Four patients showed significant clinical and neuroradiological improvement after corticosteroid therapy. The remaining three patients experienced a spontaneous remission of neurological symptoms and/or significant reduction of brain edema at MRI. To the best of our knowledge, only a few cases with improvement in the absence of immunotherapy have been described [11, 20].

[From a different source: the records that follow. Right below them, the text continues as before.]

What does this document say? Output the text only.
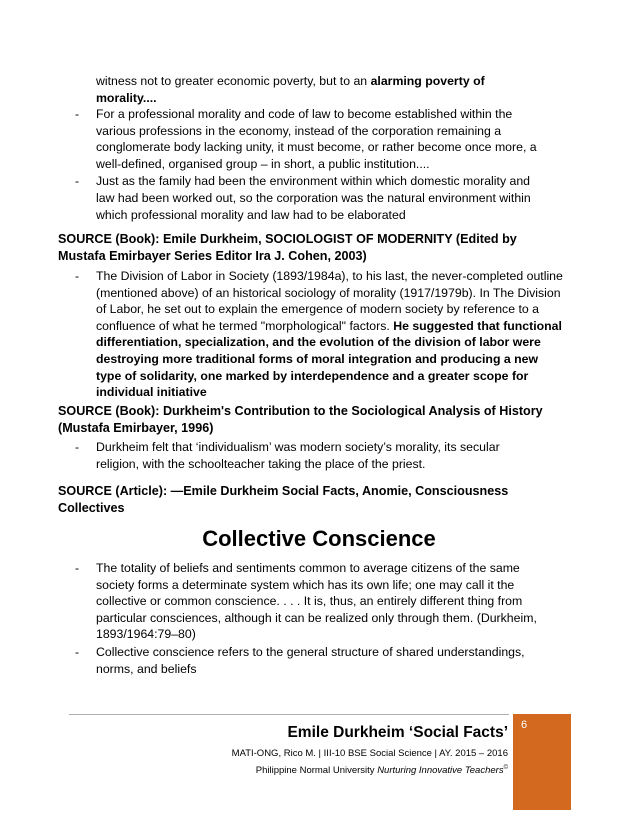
witness not to greater economic poverty, but to an alarming poverty of morality....
- For a professional morality and code of law to become established within the various professions in the economy, instead of the corporation remaining a conglomerate body lacking unity, it must become, or rather become once more, a well-defined, organised group – in short, a public institution....
- Just as the family had been the environment within which domestic morality and law had been worked out, so the corporation was the natural environment within which professional morality and law had to be elaborated
SOURCE (Book): Emile Durkheim, SOCIOLOGIST OF MODERNITY (Edited by Mustafa Emirbayer Series Editor Ira J. Cohen, 2003)
- The Division of Labor in Society (1893/1984a), to his last, the never-completed outline (mentioned above) of an historical sociology of morality (1917/1979b). In The Division of Labor, he set out to explain the emergence of modern society by reference to a confluence of what he termed "morphological" factors. He suggested that functional differentiation, specialization, and the evolution of the division of labor were destroying more traditional forms of moral integration and producing a new type of solidarity, one marked by interdependence and a greater scope for individual initiative
SOURCE (Book): Durkheim's Contribution to the Sociological Analysis of History (Mustafa Emirbayer, 1996)
- Durkheim felt that ‘individualism’ was modern society’s morality, its secular religion, with the schoolteacher taking the place of the priest.
SOURCE (Article): ―Emile Durkheim Social Facts, Anomie, Consciousness Collectives
Collective Conscience
- The totality of beliefs and sentiments common to average citizens of the same society forms a determinate system which has its own life; one may call it the collective or common conscience. . . . It is, thus, an entirely different thing from particular consciences, although it can be realized only through them. (Durkheim, 1893/1964:79–80)
- Collective conscience refers to the general structure of shared understandings, norms, and beliefs
Emile Durkheim ‘Social Facts’
MATI-ONG, Rico M. | III-10 BSE Social Science | AY. 2015 – 2016
Philippine Normal University Nurturing Innovative Teachers©
6
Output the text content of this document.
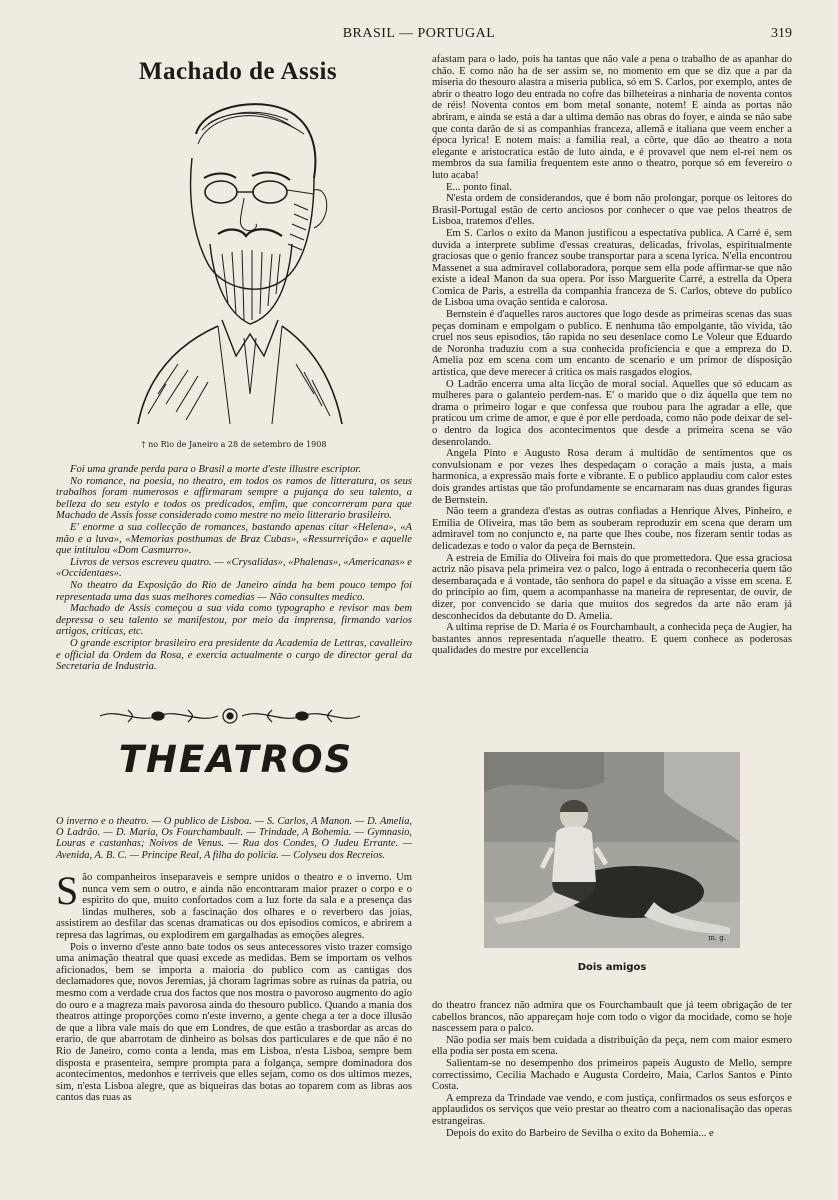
BRASIL — PORTUGAL	319
Machado de Assis
† no Rio de Janeiro a 28 de setembro de 1908

Foi uma grande perda para o Brasil a morte d'este illustre escriptor.

No romance, na poesia, no theatro, em todos os ramos de litteratura, os seus trabalhos foram numerosos e affirmaram sempre a pujança do seu talento, a belleza do seu estylo e todos os predicados, emfim, que concorreram para que Machado de Assis fosse considerado como mestre no meio litterario brasileiro.

E' enorme a sua collecção de romances, bastando apenas citar «Helena», «A mão e a luva», «Memorias posthumas de Braz Cubas», «Ressurreição» e aquelle que intitulou «Dom Casmurro».

Livros de versos escreveu quatro. — «Crysalidas», «Phalenas», «Americanas» e «Occidentaes».

No theatro da Exposição do Rio de Janeiro ainda ha bem pouco tempo foi representada uma das suas melhores comedias — Não consultes medico.

Machado de Assis começou a sua vida como typographo e revisor mas bem depressa o seu talento se manifestou, por meio da imprensa, firmando varios artigos, criticas, etc.

O grande escriptor brasileiro era presidente da Academia de Lettras, cavalleiro e official da Ordem da Rosa, e exercia actualmente o cargo de director geral da Secretaria de Industria.

THEATROS
O inverno e o theatro. — O publico de Lisboa. — S. Carlos, A Manon. — D. Amelia, O Ladrão. — D. Maria, Os Fourchambault. — Trindade, A Bohemia. — Gymnasio, Louras e castanhas; Noivos de Venus. — Rua dos Condes, O Judeu Errante. — Avenida, A. B. C. — Principe Real, A filha do policia. — Colyseu dos Recreios.
S ão companheiros inseparaveis e sempre unidos o theatro e o inverno. Um nunca vem sem o outro, e ainda não encontraram maior prazer o corpo e o espirito do que, muito confortados com a luz forte da sala e a presença das lindas mulheres, sob a fascinação dos olhares e o reverbero das joias, assistirem ao desfilar das scenas dramaticas ou dos episodios comicos, e abrirem a represa das lagrimas, ou explodirem em gargalhadas as emoções alegres.

Pois o inverno d'este anno bate todos os seus antecessores visto trazer comsigo uma animação theatral que quasi excede as medidas. Bem se importam os velhos aficionados, bem se importa a maioria do publico com as cantigas dos declamadores que, novos Jeremias, já choram lagrimas sobre as ruinas da patria, ou mesmo com a verdade crua dos factos que nos mostra o pavoroso augmento do agio do ouro e a magreza mais pavorosa ainda do thesouro publico. Quando a mania dos theatros attinge proporções como n'este inverno, a gente chega a ter a doce illusão de que a libra vale mais do que em Londres, de que estão a trasbordar as arcas do erario, de que abarrotam de dinheiro as bolsas dos particulares e de que não é no Rio de Janeiro, como conta a lenda, mas em Lisboa, n'esta Lisboa, sempre bem disposta e prasenteira, sempre prompta para a folgança, sempre dominadora dos acontecimentos, medonhos e terriveis que elles sejam, como os dos ultimos mezes, sim, n'esta Lisboa alegre, que as biqueiras das botas ao toparem com as libras aos cantos das ruas as

afastam para o lado, pois ha tantas que não vale a pena o trabalho de as apanhar do chão. E como não ha de ser assim se, no momento em que se diz que a par da miseria do thesouro alastra a miseria publica, só em S. Carlos, por exemplo, antes de abrir o theatro logo deu entrada no cofre das bilheteiras a ninharia de noventa contos de réis! Noventa contos em bom metal sonante, notem! E ainda as portas não abriram, e ainda se está a dar a ultima demão nas obras do foyer, e ainda se não sabe que conta darão de si as companhias franceza, allemã e italiana que veem encher a época lyrica! E notem mais: a familia real, a côrte, que dão ao theatro a nota elegante e aristocratica estão de luto ainda, e é provavel que nem el-rei nem os membros da sua familia frequentem este anno o theatro, porque só em fevereiro o luto acaba!

E... ponto final.

N'esta ordem de considerandos, que é bom não prolongar, porque os leitores do Brasil-Portugal estão de certo anciosos por conhecer o que vae pelos theatros de Lisboa, tratemos d'elles.

Em S. Carlos o exito da Manon justificou a espectativa publica. A Carré é, sem duvida a interprete sublime d'essas creaturas, delicadas, frivolas, espiritualmente graciosas que o genio francez soube transportar para a scena lyrica. N'ella encontrou Massenet a sua admiravel collaboradora, porque sem ella pode affirmar-se que não existe a ideal Manon da sua opera. Por isso Marguerite Carré, a estrella da Opera Comica de Paris, a estrella da companhia franceza de S. Carlos, obteve do publico de Lisboa uma ovação sentida e calorosa.

Bernstein é d'aquelles raros auctores que logo desde as primeiras scenas das suas peças dominam e empolgam o publico. E nenhuma tão empolgante, tão vivida, tão cruel nos seus episodios, tão rapida no seu desenlace como Le Voleur que Eduardo de Noronha traduziu com a sua conhecida proficiencia e que a empreza do D. Amelia poz em scena com um encanto de scenario e um primor de disposição artistica, que deve merecer á critica os mais rasgados elogios.

O Ladrão encerra uma alta licção de moral social. Aquelles que só educam as mulheres para o galanteio perdem-nas. E' o marido que o diz áquella que tem no drama o primeiro logar e que confessa que roubou para lhe agradar a elle, que praticou um crime de amor, e que é por elle perdoada, como não pode deixar de sel-o dentro da logica dos acontecimentos que desde a primeira scena se vão desenrolando.

Angela Pinto e Augusto Rosa deram á multidão de sentimentos que os convulsionam e por vezes lhes despedaçam o coração a mais justa, a mais harmonica, a expressão mais forte e vibrante. E o publico applaudiu com calor estes dois grandes artistas que tão profundamente se encarnaram nas duas grandes figuras de Bernstein.

Não teem a grandeza d'estas as outras confiadas a Henrique Alves, Pinheiro, e Emilia de Oliveira, mas tão bem as souberam reproduzir em scena que deram um admiravel tom no conjuncto e, na parte que lhes coube, nos fizeram sentir todas as delicadezas e todo o valor da peça de Bernstein.

A estreia de Emilia do Oliveira foi mais do que promettedora. Que essa graciosa actriz não pisava pela primeira vez o palco, logo á entrada o reconheceria quem tão desembaraçada e á vontade, tão senhora do papel e da situação a visse em scena. E do principio ao fim, quem a acompanhasse na maneira de representar, de ouvir, de dizer, por convencido se daria que muitos dos segredos da arte não eram já desconhecidos da debutante do D. Amelia.

A ultima reprise de D. Maria é os Fourchambault, a conhecida peça de Augier, ha bastantes annos representada n'aquelle theatro. E quem conhece as poderosas qualidades do mestre por excellencia

m. g.
Dois amigos

do theatro francez não admira que os Fourchambault que já teem obrigação de ter cabellos brancos, não appareçam hoje com todo o vigor da mocidade, como se hoje nascessem para o palco.

Não podia ser mais bem cuidada a distribuição da peça, nem com maior esmero ella podia ser posta em scena.

Salientam-se no desempenho dos primeiros papeis Augusto de Mello, sempre correctissimo, Cecilia Machado e Augusta Cordeiro, Maia, Carlos Santos e Pinto Costa.

A empreza da Trindade vae vendo, e com justiça, confirmados os seus esforços e applaudidos os serviços que veio prestar ao theatro com a nacionalisação das operas estrangeiras.

Depois do exito do Barbeiro de Sevilha o exito da Bohemia... e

In conclusion, the patients reported herein highlight several points of interest in CAA-ri. First, a dissociation between mild or absent acute neurological presentation and brain MRI abnormalities is possible. This clinical-neuroradiological dissociation could corroborate prior reports presenting CAA-ri as a human spontaneous model of ARIA [14, 15]. Notably, CAA-ri generally presents with consistent neurological symptoms, whereas ARIA is often asymptomatic or mild [15]. Second, clinical evaluation, brain MRI, and CSF are the keys to the diagnosis of CAA-ri and to undertaking an immunosuppressive therapy, avoiding brain biopsy. Notably, currently brain MRI might be considered the “gold standard” examination for a reliable diagnosis of CAA-ri and for distinguishing it from other neurological conditions. Third, other examinations from CSF analysis and ApoE genotype are helpful to support the diagnosis, however they are not currently included in the diagnostic criteria of CAA-ri. Further studies are needed in order to introduce the possible use of the titer of CSF anti-Aβ antibodies in the CAA-ri diagnosis and monitoring. Fourth, CAA-ri is a typically steroid-responsive brain dysfunction. However, in the population presented herein, three patients with mild neurological symptoms had spontaneous clinical and neuroradiological improvement without immunosuppressive treatment. This seems consistent with the interpretation of CAA-ri as a mechanism of amyloid clearance, such as proposed by other authors [11, 12].